Delirio woke
Strage di clochard a New York: il sindaco Mamdani ne ha lasciati congelare 18 nel nome del “politicamente corretto”
"Non potevo forzarli a mettersi al riparo", ha sostenuto il primo cittadino. I suoi predecessori provvedevano a metterli in sicurezza con le maniere forti, lui ha si è affidato al libero arbitrio dei clochard
Le temperature artiche di New York hanno fatto una strage di clochard come mai negli ultimi anni e i cittadini hanno trovato il principale responsabile: il sindaco Zohran Mamdani. Il caritatevole sindaco ultraprogressista, per la prima volta, nel nome dell’ortodossia politicamente corretta ha evitato di trasportare di peso i barboni in strutture riparate. Diciotto persone sono morte, quindici delle quali letteralmente congelate.
Il nuovo sindaco Mamdani aveva rivendicato la linea morbida sulla gestione dei senzatetto e degli accampamenti urbani. Un approccio più cauto, con l’assistenza su base volontaria. Una linea umana nelle intenzioni, ma che nei fatti ha provocato una strage senza precedenti. Nel suo delirio “politicamente corretto” Mamdani ha scelto di lasciare la libertà ai clochard newyorkesi di morire congelati piuttosto che di venire salvati contro la loro volontà.

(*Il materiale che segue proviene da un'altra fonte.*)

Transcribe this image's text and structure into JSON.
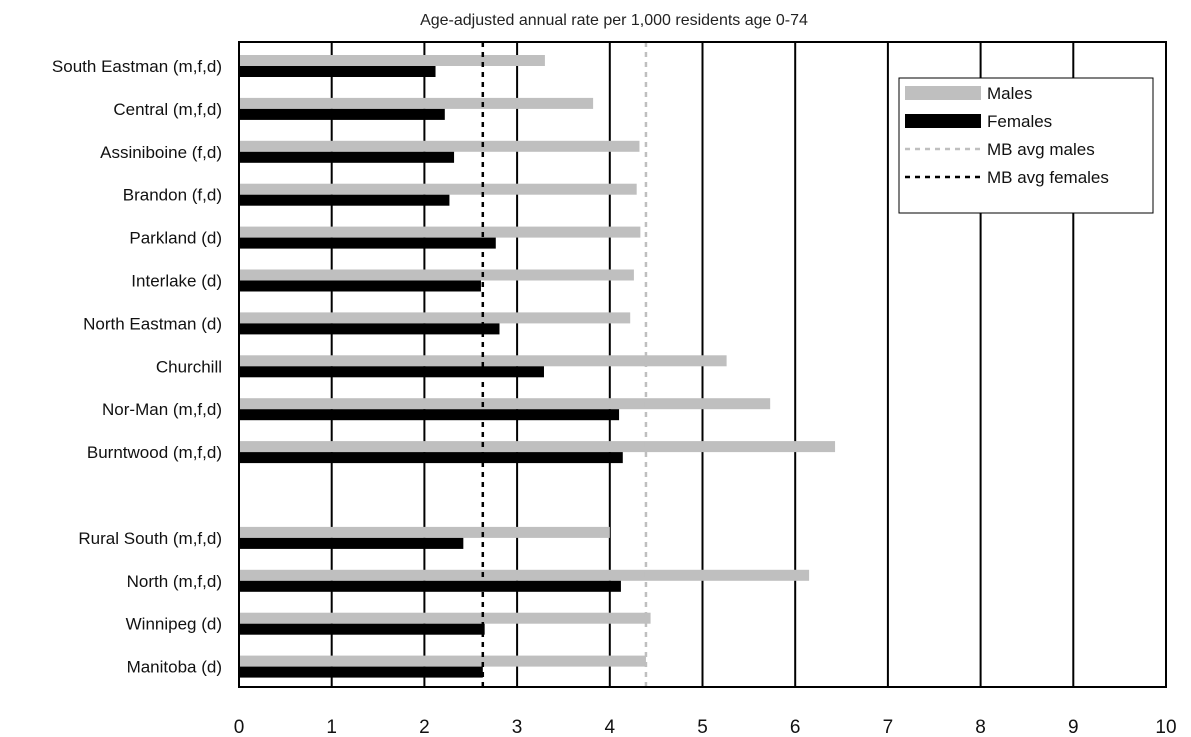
{
  "chart_data": {
    "type": "bar",
    "orientation": "horizontal",
    "title": "Age-adjusted annual rate per 1,000 residents age 0-74",
    "xlabel": "",
    "ylabel": "",
    "xlim": [
      0,
      10
    ],
    "xticks": [
      0,
      1,
      2,
      3,
      4,
      5,
      6,
      7,
      8,
      9,
      10
    ],
    "grid": "vertical",
    "legend_position": "top-right",
    "categories": [
      "South Eastman (m,f,d)",
      "Central (m,f,d)",
      "Assiniboine (f,d)",
      "Brandon (f,d)",
      "Parkland (d)",
      "Interlake (d)",
      "North Eastman (d)",
      "Churchill",
      "Nor-Man (m,f,d)",
      "Burntwood (m,f,d)",
      "",
      "Rural South (m,f,d)",
      "North (m,f,d)",
      "Winnipeg (d)",
      "Manitoba (d)"
    ],
    "series": [
      {
        "name": "Males",
        "color": "#bfbfbf",
        "values": [
          3.3,
          3.82,
          4.32,
          4.29,
          4.33,
          4.26,
          4.22,
          5.26,
          5.73,
          6.43,
          null,
          4.0,
          6.15,
          4.44,
          4.39
        ]
      },
      {
        "name": "Females",
        "color": "#000000",
        "values": [
          2.12,
          2.22,
          2.32,
          2.27,
          2.77,
          2.61,
          2.81,
          3.29,
          4.1,
          4.14,
          null,
          2.42,
          4.12,
          2.65,
          2.63
        ]
      }
    ],
    "reference_lines": [
      {
        "name": "MB avg males",
        "value": 4.39,
        "color": "#bfbfbf",
        "style": "dashed"
      },
      {
        "name": "MB avg females",
        "value": 2.63,
        "color": "#000000",
        "style": "dashed"
      }
    ]
  }
}
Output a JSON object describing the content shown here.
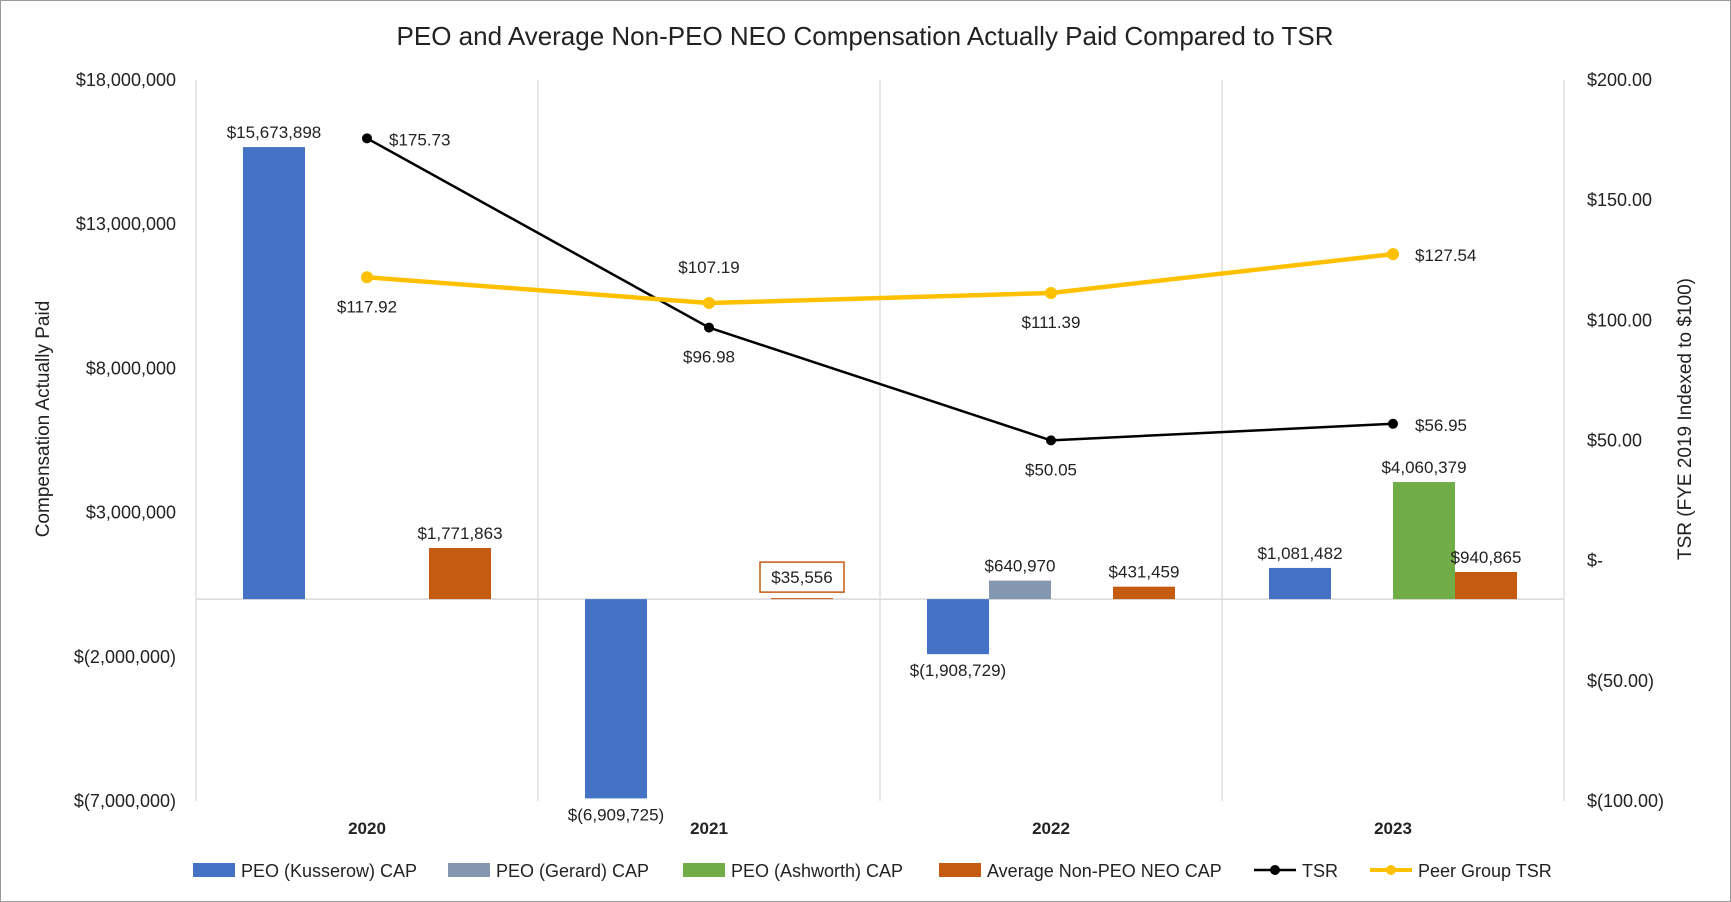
{
  "chart_data": {
    "type": "bar",
    "title": "PEO and Average Non-PEO NEO Compensation Actually Paid Compared to TSR",
    "ylabel": "Compensation Actually Paid",
    "y2label": "TSR (FYE 2019 Indexed to $100)",
    "ylim": [
      -7000000,
      18000000
    ],
    "y2lim": [
      -100,
      200
    ],
    "y_ticks": [
      18000000,
      13000000,
      8000000,
      3000000,
      -2000000,
      -7000000
    ],
    "y_tick_labels": [
      "$18,000,000",
      "$13,000,000",
      "$8,000,000",
      "$3,000,000",
      "$(2,000,000)",
      "$(7,000,000)"
    ],
    "y2_ticks": [
      200,
      150,
      100,
      50,
      0,
      -50,
      -100
    ],
    "y2_tick_labels": [
      "$200.00",
      "$150.00",
      "$100.00",
      "$50.00",
      "$-",
      "$(50.00)",
      "$(100.00)"
    ],
    "categories": [
      "2020",
      "2021",
      "2022",
      "2023"
    ],
    "grid": "vertical",
    "legend_position": "bottom",
    "series": [
      {
        "name": "PEO (Kusserow) CAP",
        "kind": "bar",
        "axis": "left",
        "color": "#4472C4",
        "values": [
          15673898,
          -6909725,
          -1908729,
          1081482
        ],
        "labels": [
          "$15,673,898",
          "$(6,909,725)",
          "$(1,908,729)",
          "$1,081,482"
        ]
      },
      {
        "name": "PEO (Gerard) CAP",
        "kind": "bar",
        "axis": "left",
        "color": "#8497B0",
        "values": [
          null,
          null,
          640970,
          null
        ],
        "labels": [
          null,
          null,
          "$640,970",
          null
        ]
      },
      {
        "name": "PEO (Ashworth) CAP",
        "kind": "bar",
        "axis": "left",
        "color": "#70AD47",
        "values": [
          null,
          null,
          null,
          4060379
        ],
        "labels": [
          null,
          null,
          null,
          "$4,060,379"
        ]
      },
      {
        "name": "Average Non-PEO NEO CAP",
        "kind": "bar",
        "axis": "left",
        "color": "#C55A11",
        "values": [
          1771863,
          35556,
          431459,
          940865
        ],
        "labels": [
          "$1,771,863",
          "$35,556",
          "$431,459",
          "$940,865"
        ]
      },
      {
        "name": "TSR",
        "kind": "line",
        "axis": "right",
        "color": "#000000",
        "values": [
          175.73,
          96.98,
          50.05,
          56.95
        ],
        "labels": [
          "$175.73",
          "$96.98",
          "$50.05",
          "$56.95"
        ]
      },
      {
        "name": "Peer Group TSR",
        "kind": "line",
        "axis": "right",
        "color": "#FFC000",
        "values": [
          117.92,
          107.19,
          111.39,
          127.54
        ],
        "labels": [
          "$117.92",
          "$107.19",
          "$111.39",
          "$127.54"
        ]
      }
    ]
  }
}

La bufera ora è sul sindaco Mamdani
Il sindaco Mamdani, con un tono oscillante tra il messianico e l’implorante, ha dichiarato di aver “implorato” i senzatetto di mettersi al riparo. È un’immagine commovente: New York, la metropoli che non dorme mai, trasformata in un palcoscenico dove operatori municipali tentano di convincere persone in stato di ipotermia o crisi psicotica usando la sottile arte della persuasione gentile. Secondo Mamdani, il ricovero forzato deve essere l’ultima spiaggia. A quanto pare, la “penultima spiaggia” è invece lasciare che il sangue di un essere umano diventi granita su un marciapiede della Broadway.
Gli altri sindaci di New York usavano le maniere forti
Mamdani continua a recitare la parte del prigioniero della burocrazia, sostenendo che la legge non gli dà facoltà di agire d’imperio. È un peccato che la realtà – quella noiosa cosa fatta di codici e decreti – lo smentisca categoricamente. La stampa repubblicana gli ha ricordato che la legge permette l’intervento quando una persona non è in grado di comprendere i propri bisogni primari in situazioni di pericolo reale. E cosa c’è di più emergenziale e pericoloso dell’’allerta massima con temperature polari?
Il New York Post sottolinea come le percentuali delle telefonate al 911 sono un capolavoro di surrealismo amministrativo: il 96% delle chiamate per segnalare senzatetto al gelo si è risolto in un nulla di fatto. Nel 72% dei casi, le squadre di soccorso non sono nemmeno riuscite a trovare la persona segnalata.
Mentre i Repubblicani chiedono un’indagine indipendente, Mamdani fa spallucce. Per la sinistra radicale che lo sostiene, forzare qualcuno a non morire assiderato è probabilmente visto come un atto di micro-aggressione colonialista. Il risultato di questa “compassione” estrema? Diciotto morti congelati.